Research in Denmark has helped to boost fluorescence microscopy. Now researchers can see much more precisely how small proteins cross the intestinal wall.
Fluorescence microscopy is one of the most important tools medical research uses to determine whether medicine taken orally is absorbed through the intestinal wall.
If not, the medicine will not work.
However, fluorescence microscopy of individual molecules has been quite imprecise. But now researchers in Denmark seem to have considerably improved the precision, thereby enabling much better insight into what individual molecules do when they pass through the gut and into the bloodstream.
The discovery may help to elucidate an area about which very little is known today.
“Determining how a pharmaceutical peptide crosses the intestinal wall requires knowledge about its exact location relative to the intestinal wall and possible interactions with other molecules in its path. Our new method for fluorescence microscopy is twice as precise as the methods used so far,” explains a researcher behind the discovery, Kim Mortensen, Senior Researcher, Department of Health Technology, Technical University of Denmark, Kongens Lyngby.
The research has been published in Communications Physics.
Reducing the margin of error in fluorescence microscopy
In fluorescence microscopy, researchers place a fluorescent molecule on the substances they want to examine in a given tissue, such as tiny fragments of protein in intestinal tissue.
When the researchers fire a laser beam at the samples and study them under a microscope, they can see where the molecules light up in the tissue and thus determine their location.
However, the challenge with this technique is that the fluorescent molecules are much smaller than the detected spot of light.
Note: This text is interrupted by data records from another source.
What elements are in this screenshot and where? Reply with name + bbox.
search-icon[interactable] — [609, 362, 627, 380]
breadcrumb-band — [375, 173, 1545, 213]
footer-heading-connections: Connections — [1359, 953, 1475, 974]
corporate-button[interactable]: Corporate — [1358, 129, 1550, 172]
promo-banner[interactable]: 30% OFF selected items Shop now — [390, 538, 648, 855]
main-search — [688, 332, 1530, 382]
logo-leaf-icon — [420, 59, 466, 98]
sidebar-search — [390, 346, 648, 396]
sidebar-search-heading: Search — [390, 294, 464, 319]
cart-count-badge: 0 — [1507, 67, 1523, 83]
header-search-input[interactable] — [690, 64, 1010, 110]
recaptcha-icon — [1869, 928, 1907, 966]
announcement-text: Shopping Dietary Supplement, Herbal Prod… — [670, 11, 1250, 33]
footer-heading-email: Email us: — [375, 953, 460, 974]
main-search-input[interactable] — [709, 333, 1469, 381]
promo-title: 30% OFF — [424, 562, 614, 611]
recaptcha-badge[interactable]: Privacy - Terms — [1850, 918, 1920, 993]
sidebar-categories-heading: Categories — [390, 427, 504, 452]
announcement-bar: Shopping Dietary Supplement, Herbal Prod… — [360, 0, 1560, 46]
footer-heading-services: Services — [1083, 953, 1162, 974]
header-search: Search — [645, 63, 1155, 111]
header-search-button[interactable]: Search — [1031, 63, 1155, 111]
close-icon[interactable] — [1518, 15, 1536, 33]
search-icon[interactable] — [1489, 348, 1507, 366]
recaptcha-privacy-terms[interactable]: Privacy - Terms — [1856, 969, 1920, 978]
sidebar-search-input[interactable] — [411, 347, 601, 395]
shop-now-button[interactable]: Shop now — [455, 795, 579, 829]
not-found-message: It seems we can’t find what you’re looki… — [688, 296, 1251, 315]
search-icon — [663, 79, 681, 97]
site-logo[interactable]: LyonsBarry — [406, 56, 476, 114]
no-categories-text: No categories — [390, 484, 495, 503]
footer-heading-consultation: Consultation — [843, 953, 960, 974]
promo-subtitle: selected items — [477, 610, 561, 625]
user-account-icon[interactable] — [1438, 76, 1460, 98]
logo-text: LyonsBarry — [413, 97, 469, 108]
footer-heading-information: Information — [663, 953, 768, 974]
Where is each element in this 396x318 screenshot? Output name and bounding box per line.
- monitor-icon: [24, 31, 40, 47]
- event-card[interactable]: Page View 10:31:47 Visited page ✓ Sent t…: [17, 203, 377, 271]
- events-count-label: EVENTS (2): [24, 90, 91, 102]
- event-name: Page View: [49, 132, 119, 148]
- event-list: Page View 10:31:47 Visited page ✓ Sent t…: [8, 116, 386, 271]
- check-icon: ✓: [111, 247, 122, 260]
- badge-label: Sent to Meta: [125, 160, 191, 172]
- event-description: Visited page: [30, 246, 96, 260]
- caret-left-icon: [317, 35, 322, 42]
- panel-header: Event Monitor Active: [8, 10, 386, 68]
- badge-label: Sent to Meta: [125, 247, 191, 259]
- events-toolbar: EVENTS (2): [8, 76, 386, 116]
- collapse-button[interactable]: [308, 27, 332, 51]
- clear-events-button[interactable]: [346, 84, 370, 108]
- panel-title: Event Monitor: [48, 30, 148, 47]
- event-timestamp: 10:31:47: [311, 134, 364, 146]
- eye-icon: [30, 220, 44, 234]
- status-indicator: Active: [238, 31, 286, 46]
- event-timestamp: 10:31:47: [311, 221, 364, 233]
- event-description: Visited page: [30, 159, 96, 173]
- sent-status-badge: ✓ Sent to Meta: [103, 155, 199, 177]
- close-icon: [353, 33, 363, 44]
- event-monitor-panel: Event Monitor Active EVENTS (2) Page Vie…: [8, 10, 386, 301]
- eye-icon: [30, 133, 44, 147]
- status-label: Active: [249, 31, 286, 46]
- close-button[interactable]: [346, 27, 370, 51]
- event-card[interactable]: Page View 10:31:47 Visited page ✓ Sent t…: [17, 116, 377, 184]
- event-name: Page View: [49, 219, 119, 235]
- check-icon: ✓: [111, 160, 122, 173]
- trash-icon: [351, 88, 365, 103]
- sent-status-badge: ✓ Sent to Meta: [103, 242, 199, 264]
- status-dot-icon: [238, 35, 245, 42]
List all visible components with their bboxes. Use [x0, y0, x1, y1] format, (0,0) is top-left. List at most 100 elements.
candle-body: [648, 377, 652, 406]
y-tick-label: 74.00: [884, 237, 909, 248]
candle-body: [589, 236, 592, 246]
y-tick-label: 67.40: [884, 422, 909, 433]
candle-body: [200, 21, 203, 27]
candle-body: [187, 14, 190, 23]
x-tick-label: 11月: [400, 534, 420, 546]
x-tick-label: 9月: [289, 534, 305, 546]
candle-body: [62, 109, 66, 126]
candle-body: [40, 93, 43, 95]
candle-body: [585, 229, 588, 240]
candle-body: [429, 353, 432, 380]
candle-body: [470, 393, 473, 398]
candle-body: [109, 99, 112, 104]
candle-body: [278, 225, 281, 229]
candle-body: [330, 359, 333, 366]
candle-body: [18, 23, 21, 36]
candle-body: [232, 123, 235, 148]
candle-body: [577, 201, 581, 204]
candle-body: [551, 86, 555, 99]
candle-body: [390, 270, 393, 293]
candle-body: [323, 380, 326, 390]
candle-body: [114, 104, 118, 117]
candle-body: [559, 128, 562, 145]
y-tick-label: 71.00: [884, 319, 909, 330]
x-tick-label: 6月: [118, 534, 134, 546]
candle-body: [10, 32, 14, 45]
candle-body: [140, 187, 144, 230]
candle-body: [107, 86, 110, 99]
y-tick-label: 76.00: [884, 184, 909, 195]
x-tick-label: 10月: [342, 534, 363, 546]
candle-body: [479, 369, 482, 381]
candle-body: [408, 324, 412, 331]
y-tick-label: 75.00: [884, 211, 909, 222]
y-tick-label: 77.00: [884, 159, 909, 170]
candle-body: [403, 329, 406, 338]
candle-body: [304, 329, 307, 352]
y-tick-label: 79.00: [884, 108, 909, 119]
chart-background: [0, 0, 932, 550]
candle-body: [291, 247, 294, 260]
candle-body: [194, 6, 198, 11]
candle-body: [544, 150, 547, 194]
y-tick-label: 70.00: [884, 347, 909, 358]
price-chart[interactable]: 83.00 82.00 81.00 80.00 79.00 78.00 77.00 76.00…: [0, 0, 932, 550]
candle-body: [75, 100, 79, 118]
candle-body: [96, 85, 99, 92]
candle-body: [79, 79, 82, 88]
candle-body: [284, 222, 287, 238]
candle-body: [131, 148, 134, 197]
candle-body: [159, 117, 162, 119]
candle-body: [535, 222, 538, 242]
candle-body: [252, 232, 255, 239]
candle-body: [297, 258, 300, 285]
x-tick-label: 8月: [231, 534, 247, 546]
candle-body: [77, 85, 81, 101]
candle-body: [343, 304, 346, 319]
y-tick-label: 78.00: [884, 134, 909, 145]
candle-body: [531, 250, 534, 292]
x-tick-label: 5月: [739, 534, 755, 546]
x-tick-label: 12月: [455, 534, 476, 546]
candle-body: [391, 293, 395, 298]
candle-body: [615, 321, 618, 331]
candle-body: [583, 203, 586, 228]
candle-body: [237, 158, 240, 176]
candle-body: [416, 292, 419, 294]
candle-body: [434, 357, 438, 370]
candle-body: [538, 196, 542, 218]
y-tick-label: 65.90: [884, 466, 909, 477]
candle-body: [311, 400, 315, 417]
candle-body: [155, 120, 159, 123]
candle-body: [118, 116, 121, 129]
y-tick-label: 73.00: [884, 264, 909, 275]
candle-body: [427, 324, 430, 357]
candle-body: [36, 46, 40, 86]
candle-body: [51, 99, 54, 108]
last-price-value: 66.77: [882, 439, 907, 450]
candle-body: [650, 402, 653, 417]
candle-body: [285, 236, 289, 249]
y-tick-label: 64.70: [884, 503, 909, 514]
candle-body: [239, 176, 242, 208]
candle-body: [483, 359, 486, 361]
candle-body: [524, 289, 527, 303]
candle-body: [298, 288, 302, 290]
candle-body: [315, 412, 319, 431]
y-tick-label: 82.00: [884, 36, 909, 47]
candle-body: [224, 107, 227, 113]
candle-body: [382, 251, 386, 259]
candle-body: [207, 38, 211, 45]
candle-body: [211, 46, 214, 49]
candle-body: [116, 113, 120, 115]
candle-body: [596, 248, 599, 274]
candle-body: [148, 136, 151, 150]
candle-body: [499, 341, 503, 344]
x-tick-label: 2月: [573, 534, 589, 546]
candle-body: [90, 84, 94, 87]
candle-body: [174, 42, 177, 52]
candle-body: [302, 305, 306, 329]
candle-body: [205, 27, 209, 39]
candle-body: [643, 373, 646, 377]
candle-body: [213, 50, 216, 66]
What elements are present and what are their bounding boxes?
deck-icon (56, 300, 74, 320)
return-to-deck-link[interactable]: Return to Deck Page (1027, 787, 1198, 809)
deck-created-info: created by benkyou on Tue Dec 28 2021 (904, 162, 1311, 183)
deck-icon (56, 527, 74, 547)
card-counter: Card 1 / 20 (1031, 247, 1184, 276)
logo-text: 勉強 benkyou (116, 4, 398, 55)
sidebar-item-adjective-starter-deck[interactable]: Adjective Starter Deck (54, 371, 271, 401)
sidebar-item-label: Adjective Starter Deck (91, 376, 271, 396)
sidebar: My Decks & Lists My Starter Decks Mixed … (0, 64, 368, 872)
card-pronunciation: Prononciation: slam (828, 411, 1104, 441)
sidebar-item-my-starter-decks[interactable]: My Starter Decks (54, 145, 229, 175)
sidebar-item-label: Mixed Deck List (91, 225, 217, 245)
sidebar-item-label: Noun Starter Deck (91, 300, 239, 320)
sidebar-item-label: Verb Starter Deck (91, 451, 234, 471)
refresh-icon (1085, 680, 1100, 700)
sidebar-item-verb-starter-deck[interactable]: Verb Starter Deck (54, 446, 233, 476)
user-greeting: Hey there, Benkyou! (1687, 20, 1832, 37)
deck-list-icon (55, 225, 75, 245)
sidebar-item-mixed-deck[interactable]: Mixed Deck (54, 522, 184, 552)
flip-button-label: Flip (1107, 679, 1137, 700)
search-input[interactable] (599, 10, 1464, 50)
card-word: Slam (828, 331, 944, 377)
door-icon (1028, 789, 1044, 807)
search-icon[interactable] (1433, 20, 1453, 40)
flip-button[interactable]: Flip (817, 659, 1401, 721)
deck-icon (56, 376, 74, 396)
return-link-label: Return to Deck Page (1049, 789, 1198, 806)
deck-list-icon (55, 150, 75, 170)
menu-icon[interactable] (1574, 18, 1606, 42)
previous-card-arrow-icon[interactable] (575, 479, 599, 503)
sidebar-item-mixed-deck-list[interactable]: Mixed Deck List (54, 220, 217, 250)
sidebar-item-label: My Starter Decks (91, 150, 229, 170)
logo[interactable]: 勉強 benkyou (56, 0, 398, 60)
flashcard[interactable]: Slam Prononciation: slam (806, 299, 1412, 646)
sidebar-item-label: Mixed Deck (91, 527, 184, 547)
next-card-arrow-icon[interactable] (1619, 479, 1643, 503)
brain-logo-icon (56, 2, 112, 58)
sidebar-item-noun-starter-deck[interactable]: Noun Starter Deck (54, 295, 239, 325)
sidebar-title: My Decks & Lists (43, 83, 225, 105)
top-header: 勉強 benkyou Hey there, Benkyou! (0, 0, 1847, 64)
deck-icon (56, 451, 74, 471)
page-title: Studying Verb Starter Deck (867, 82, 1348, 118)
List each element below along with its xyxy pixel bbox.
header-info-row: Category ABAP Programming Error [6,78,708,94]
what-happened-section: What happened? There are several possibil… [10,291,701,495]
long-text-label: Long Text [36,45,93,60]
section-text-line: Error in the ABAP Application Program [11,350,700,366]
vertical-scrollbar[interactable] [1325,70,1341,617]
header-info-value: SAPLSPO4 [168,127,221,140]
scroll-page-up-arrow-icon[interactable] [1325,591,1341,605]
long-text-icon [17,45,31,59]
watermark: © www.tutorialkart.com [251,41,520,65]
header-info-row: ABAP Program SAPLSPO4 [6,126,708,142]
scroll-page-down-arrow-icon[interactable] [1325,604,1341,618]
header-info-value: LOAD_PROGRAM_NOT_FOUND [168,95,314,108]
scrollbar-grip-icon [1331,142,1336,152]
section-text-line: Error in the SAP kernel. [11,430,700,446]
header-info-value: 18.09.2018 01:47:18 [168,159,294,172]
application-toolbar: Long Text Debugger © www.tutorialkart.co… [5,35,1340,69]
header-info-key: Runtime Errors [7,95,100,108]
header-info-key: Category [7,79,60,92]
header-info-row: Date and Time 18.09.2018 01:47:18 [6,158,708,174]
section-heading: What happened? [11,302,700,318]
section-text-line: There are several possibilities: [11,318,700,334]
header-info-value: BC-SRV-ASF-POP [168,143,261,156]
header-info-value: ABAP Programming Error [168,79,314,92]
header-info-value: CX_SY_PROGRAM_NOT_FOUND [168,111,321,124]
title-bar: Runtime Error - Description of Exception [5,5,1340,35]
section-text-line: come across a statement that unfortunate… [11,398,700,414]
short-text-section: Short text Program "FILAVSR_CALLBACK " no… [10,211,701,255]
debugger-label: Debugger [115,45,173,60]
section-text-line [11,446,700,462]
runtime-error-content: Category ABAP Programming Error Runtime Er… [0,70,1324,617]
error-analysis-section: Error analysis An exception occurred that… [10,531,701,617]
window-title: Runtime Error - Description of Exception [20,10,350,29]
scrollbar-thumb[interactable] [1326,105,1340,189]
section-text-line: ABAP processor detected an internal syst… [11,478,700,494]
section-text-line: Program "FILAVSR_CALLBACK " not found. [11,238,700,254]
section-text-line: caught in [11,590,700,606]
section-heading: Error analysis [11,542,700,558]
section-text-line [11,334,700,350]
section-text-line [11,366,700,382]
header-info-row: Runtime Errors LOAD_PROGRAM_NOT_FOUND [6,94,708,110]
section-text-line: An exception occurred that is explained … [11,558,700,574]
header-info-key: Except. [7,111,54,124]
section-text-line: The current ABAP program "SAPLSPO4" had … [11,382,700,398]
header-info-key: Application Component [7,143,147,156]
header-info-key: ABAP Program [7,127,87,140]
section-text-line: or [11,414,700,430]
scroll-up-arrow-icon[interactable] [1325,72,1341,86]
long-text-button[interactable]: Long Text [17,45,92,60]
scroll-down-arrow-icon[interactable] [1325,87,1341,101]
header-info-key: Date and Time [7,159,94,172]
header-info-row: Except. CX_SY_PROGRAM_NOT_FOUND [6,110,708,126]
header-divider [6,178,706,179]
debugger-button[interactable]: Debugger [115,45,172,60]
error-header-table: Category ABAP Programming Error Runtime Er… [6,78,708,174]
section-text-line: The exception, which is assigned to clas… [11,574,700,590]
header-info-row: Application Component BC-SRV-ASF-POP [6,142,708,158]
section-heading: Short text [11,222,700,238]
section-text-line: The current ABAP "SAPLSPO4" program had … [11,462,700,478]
The reason for this is diffraction, and this means that researchers cannot determine the exact location of the molecule in the illuminated spot.
Although researchers use numerous techniques to get more precise answers, they are constrained by the limited intensity of the signal emitted by the fluorescent molecules.
“We cannot be certain of the exact location of the molecule within the illuminated spot. We need to confirm this to specify where and how a peptide crosses the cell membrane. In other words, ideally, the image resolution must be comparable to the actual size of the molecules of interest,” says Kim Mortensen.
Exposing the sample to structured laser light
To address the problem, the researchers modified the excitation light path of the laser directed at a sample.
The researchers used interference of laser beams for generating the structured illumination that optimized the differences and transitions between light and dark regions.
This means that if a molecule is located somewhere in the illumination profile where there is light, it will light up, but it will not light up in a dark location. The amount of light observed depends on where the molecule is located in relation to the illumination profile. The researchers then phase-shift the profile and combine the two images of their sample into one. This brings them closer to the exact location of the molecule.
The result is an image with four times the information than could previously be obtained by using conventional fluorescence microscopy.
“Combining the images still shows the large spot of light, but we have the information from both the location of the spot and from the intensity of the spot. We can then analyse the information to determine twice as precisely where the molecule is actually located within the light spot,” explains Kim Mortensen.
More research ahead
Kim Mortensen says that the researchers have only shown that extracting more information from fluorescence microscopy images of individual molecules is technically and mathematically possible but that they will soon use the technique on actual tissue samples.
In addition, the researchers have only shown that this technique works in two dimensions, but the plan is to demonstrate that it also works in 3D.
“The common task of our research centre is that we want to study the mechanisms that are involved when medicine crosses the intestinal wall. We have come closer to being able to do that now,” says Kim Mortensen.